The IMF also announced that it had reached a target of making available $100 billion in SDRs, a reserve currency, available to climate-vulnerable countries (although French President Macron later clarified that only $60 billion has been sent to the IMF, with a further $40 billion already pledged still to be delivered).  The African Development Bank (AfDB) has been eyeing these funds and is hoping to rechannel them. Speaking at an event on debt and SDRs, AfDB President, Akinwumi Adesina said that multilateral development banks could leverage an allocation of $200 billion [as an example] and turn that amount into a trillion dollars.

An International Partners Group comprising France, Germany, the EU, the UK and Canada, also announced the launch of a Just Energy Transition  agreement amounting to €2.5 billion with Senegal.
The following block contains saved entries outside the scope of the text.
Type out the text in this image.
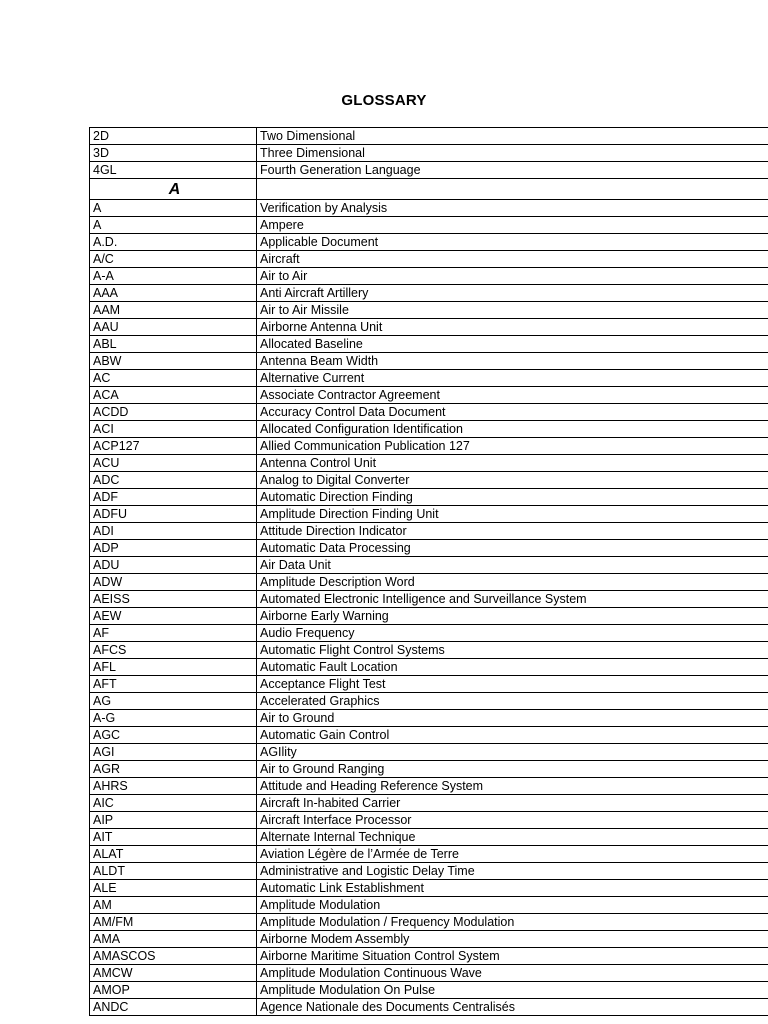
GLOSSARY
2D	Two Dimensional
3D	Three Dimensional
4GL	Fourth Generation Language

A	

A	Verification by Analysis
A	Ampere
A.D.	Applicable Document
A/C	Aircraft
A-A	Air to Air
AAA	Anti Aircraft Artillery
AAM	Air to Air Missile
AAU	Airborne Antenna Unit
ABL	Allocated Baseline
ABW	Antenna Beam Width
AC	Alternative Current
ACA	Associate Contractor Agreement
ACDD	Accuracy Control Data Document
ACI	Allocated Configuration Identification
ACP127	Allied Communication Publication 127
ACU	Antenna Control Unit
ADC	Analog to Digital Converter
ADF	Automatic Direction Finding
ADFU	Amplitude Direction Finding Unit
ADI	Attitude Direction Indicator
ADP	Automatic Data Processing
ADU	Air Data Unit
ADW	Amplitude Description Word
AEISS	Automated Electronic Intelligence and Surveillance System
AEW	Airborne Early Warning
AF	Audio Frequency
AFCS	Automatic Flight Control Systems
AFL	Automatic Fault Location
AFT	Acceptance Flight Test
AG	Accelerated Graphics
A-G	Air to Ground
AGC	Automatic Gain Control
AGI	AGIlity
AGR	Air to Ground Ranging
AHRS	Attitude and Heading Reference System
AIC	Aircraft In-habited Carrier
AIP	Aircraft Interface Processor
AIT	Alternate Internal Technique
ALAT	Aviation Légère de l’Armée de Terre
ALDT	Administrative and Logistic Delay Time
ALE	Automatic Link Establishment
AM	Amplitude Modulation
AM/FM	Amplitude Modulation / Frequency Modulation
AMA	Airborne Modem Assembly
AMASCOS	Airborne Maritime Situation Control System
AMCW	Amplitude Modulation Continuous Wave
AMOP	Amplitude Modulation On Pulse
ANDC	Agence Nationale des Documents Centralisés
The partnership will finance the deployment of renewable energies as provided for in Senegal’s Integrated Low-Cost Electricity Plan over a three to five year period.

On the side-lines of the meeting, Zambia struck a deal with to restructure $6.3 billion of its debt. In the closing ceremony on the final day, Zambian President Hakainde Hichilema thanked countries and creditors for making his country’s debt restructuring deal possible. But, he said, the agreement had taken too long to hammer out, criticizing “the speed at which we do things … Every day we don’t deliver these things we are basically increasing the costs.” 

Many going into the conference hoped for but did not expect a material agreement to come out of it, and the French Presidency itself framed it as a momentum and confidence building event. It is one of many engagements in the long process of reconfiguring a deeply entrenched and established financial system with the pressing, novel and complex needs of a world facing a climate crisis. Having aimed low the summit is difficult to criticise, but if it is to be meaningful, the new initiatives launched at it, the engagements around debt, and the undertakings particularly relating to SDRs and reforms within global financial institutions, need to be implemented. As South African President Cyril Ramaphosa said during the meeting “Sometimes we’ll sit at conferences like this and say, ‘Yes, we will make this available and that available,’ and we believe you. We believe you, but now … we must now see action flowing from that.”